During Saturday's news conference, Trump reiterated that Russia should be welcomed back into the G7 because a G8 would be more meaningful.
``I think it would be an asset to have Russia back in. I think it would be good for the world, I think it would be good for Russia, I think it would be good for the United States, I think it would be good for all of the countries of the current G7,'' Trump said Saturday.
``We're looking for peace in the world, we're not looking to play games.''
Canada has flatly rejected welcoming Russia back to the G7 fold, pointing to its annexation of Crimea. And European Council President Donald Tusk said Trump's criticism of the international rules-based order is ``playing into the hands of those who seek a new post-West order where liberal democracy and fundamental freedoms would cease to exist.''
In 2014, the then-G8 kicked Russia out of the club. Canada and its Western allies oppose Russian President Vladimir Putin's annexation of Ukraine's Crimean Peninsula and for the ongoing fight between Russian-backed separatists in Ukraine's east.
On Saturday morning, Trump created a distraction when he showed up late for the G7 meeting on women's empowerment. He arrived several minutes after the start of the breakfast meeting between G7 leaders and the gender equality advisory council that Trudeau created for this year's summit.
Trump missed Trudeau's introductory statement at the meeting and entered the room while council co-chair Isabelle Hudon, who is Canada's ambassador to France, was speaking.
His arrival was impossible to miss as security personnel had to open a path for Trump through a mob of journalists, many of whom were holding large cameras.

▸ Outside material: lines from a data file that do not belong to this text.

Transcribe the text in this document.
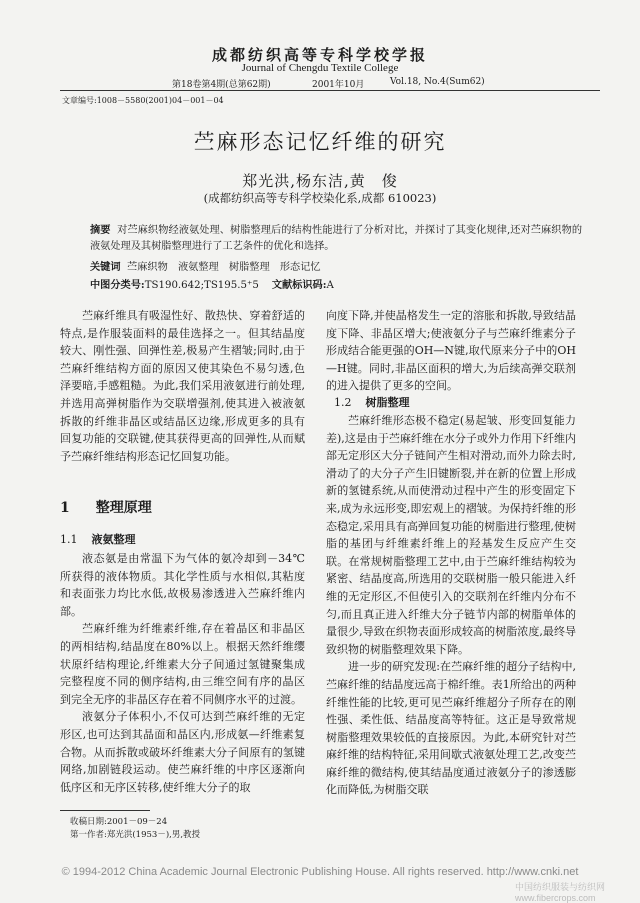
成都纺织高等专科学校学报
Journal of Chengdu Textile College
第18卷第4期(总第62期)	2001年10月	Vol.18, No.4(Sum62)
文章编号:1008－5580(2001)04－001－04
苎麻形态记忆纤维的研究
郑光洪,杨东洁,黄　俊
(成都纺织高等专科学校染化系,成都 610023)
摘要 对苎麻织物经液氨处理、树脂整理后的结构性能进行了分析对比，并探讨了其变化规律,还对苎麻织物的液氨处理及其树脂整理进行了工艺条件的优化和选择。
关键词 苎麻织物　液氨整理　树脂整理　形态记忆
中图分类号:TS190.642;TS195.5⁺5 文献标识码:A

苎麻纤维具有吸湿性好、散热快、穿着舒适的特点,是作服装面料的最佳选择之一。但其结晶度较大、刚性强、回弹性差,极易产生褶皱;同时,由于苎麻纤维结构方面的原因又使其染色不易匀透,色泽要暗,手感粗糙。为此,我们采用液氨进行前处理,并选用高弹树脂作为交联增强剂,使其进入被液氨拆散的纤维非晶区或结晶区边缘,形成更多的具有回复功能的交联键,使其获得更高的回弹性,从而赋予苎麻纤维结构形态记忆回复功能。

1 整理原理
1.1 液氨整理

液态氨是由常温下为气体的氨冷却到－34℃所获得的液体物质。其化学性质与水相似,其粘度和表面张力均比水低,故极易渗透进入苎麻纤维内部。

苎麻纤维为纤维素纤维,存在着晶区和非晶区的两相结构,结晶度在80%以上。根据天然纤维缨状原纤结构理论,纤维素大分子间通过氢键聚集成完整程度不同的侧序结构,由三维空间有序的晶区到完全无序的非晶区存在着不同侧序水平的过渡。

液氨分子体积小,不仅可达到苎麻纤维的无定形区,也可达到其晶面和晶区内,形成氨—纤维素复合物。从而拆散或破坏纤维素大分子间原有的氢键网络,加剧链段运动。使苎麻纤维的中序区逐渐向低序区和无序区转移,使纤维大分子的取

向度下降,并使晶格发生一定的溶胀和拆散,导致结晶度下降、非晶区增大;使液氨分子与苎麻纤维素分子形成结合能更强的OH—N键,取代原来分子中的OH—H键。同时,非晶区面积的增大,为后续高弹交联剂的进入提供了更多的空间。

1.2 树脂整理

苎麻纤维形态极不稳定(易起皱、形变回复能力差),这是由于苎麻纤维在水分子或外力作用下纤维内部无定形区大分子链间产生相对滑动,而外力除去时,滑动了的大分子产生旧键断裂,并在新的位置上形成新的氢键系统,从而使滑动过程中产生的形变固定下来,成为永远形变,即宏观上的褶皱。为保持纤维的形态稳定,采用具有高弹回复功能的树脂进行整理,使树脂的基团与纤维素纤维上的羟基发生反应产生交联。在常规树脂整理工艺中,由于苎麻纤维结构较为紧密、结晶度高,所选用的交联树脂一般只能进入纤维的无定形区,不但使引入的交联剂在纤维内分布不匀,而且真正进入纤维大分子链节内部的树脂单体的量很少,导致在织物表面形成较高的树脂浓度,最终导致织物的树脂整理效果下降。

进一步的研究发现:在苎麻纤维的超分子结构中,苎麻纤维的结晶度远高于棉纤维。表1所给出的两种纤维性能的比较,更可见苎麻纤维超分子所存在的刚性强、柔性低、结晶度高等特征。这正是导致常规树脂整理效果较低的直接原因。为此,本研究针对苎麻纤维的结构特征,采用间歇式液氨处理工艺,改变苎麻纤维的微结构,使其结晶度通过液氨分子的渗透膨化而降低,为树脂交联

收稿日期:2001－09－24
第一作者:郑光洪(1953－),男,教授
© 1994-2012 China Academic Journal Electronic Publishing House. All rights reserved. http://www.cnki.net
中国纺织服装与纺织网 www.fibercrops.com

Trump stopped at the edge of the room and flashed a big smile in Trudeau's direction before continuing to his seat.
The rapid-fire clicks of cameras intensified as Trump made his way into the room - to the point that the noise of all the cameras almost drowned out Hudon's remarks.
Fellow G7 leaders stared at Trump as he slowly made his way to his seat, which was across the table from Trudeau and next to International Monetary Fund managing director Christine Lagarde.
Later Saturday, Hudon told reporters that the group really wanted Trump to show up. She insisted that the meeting ran smoothly the rest of the way, with Trump as an engaged participant.
``It's true that we hoped he would come to sit in his chair,'' Hudon said. ``We were a bit anxious about getting our seven out of seven.''
After Trump's departure, the other G7 leaders held meetings without him for the rest of the day. They discussed issues like climate change, oceans protection and international development.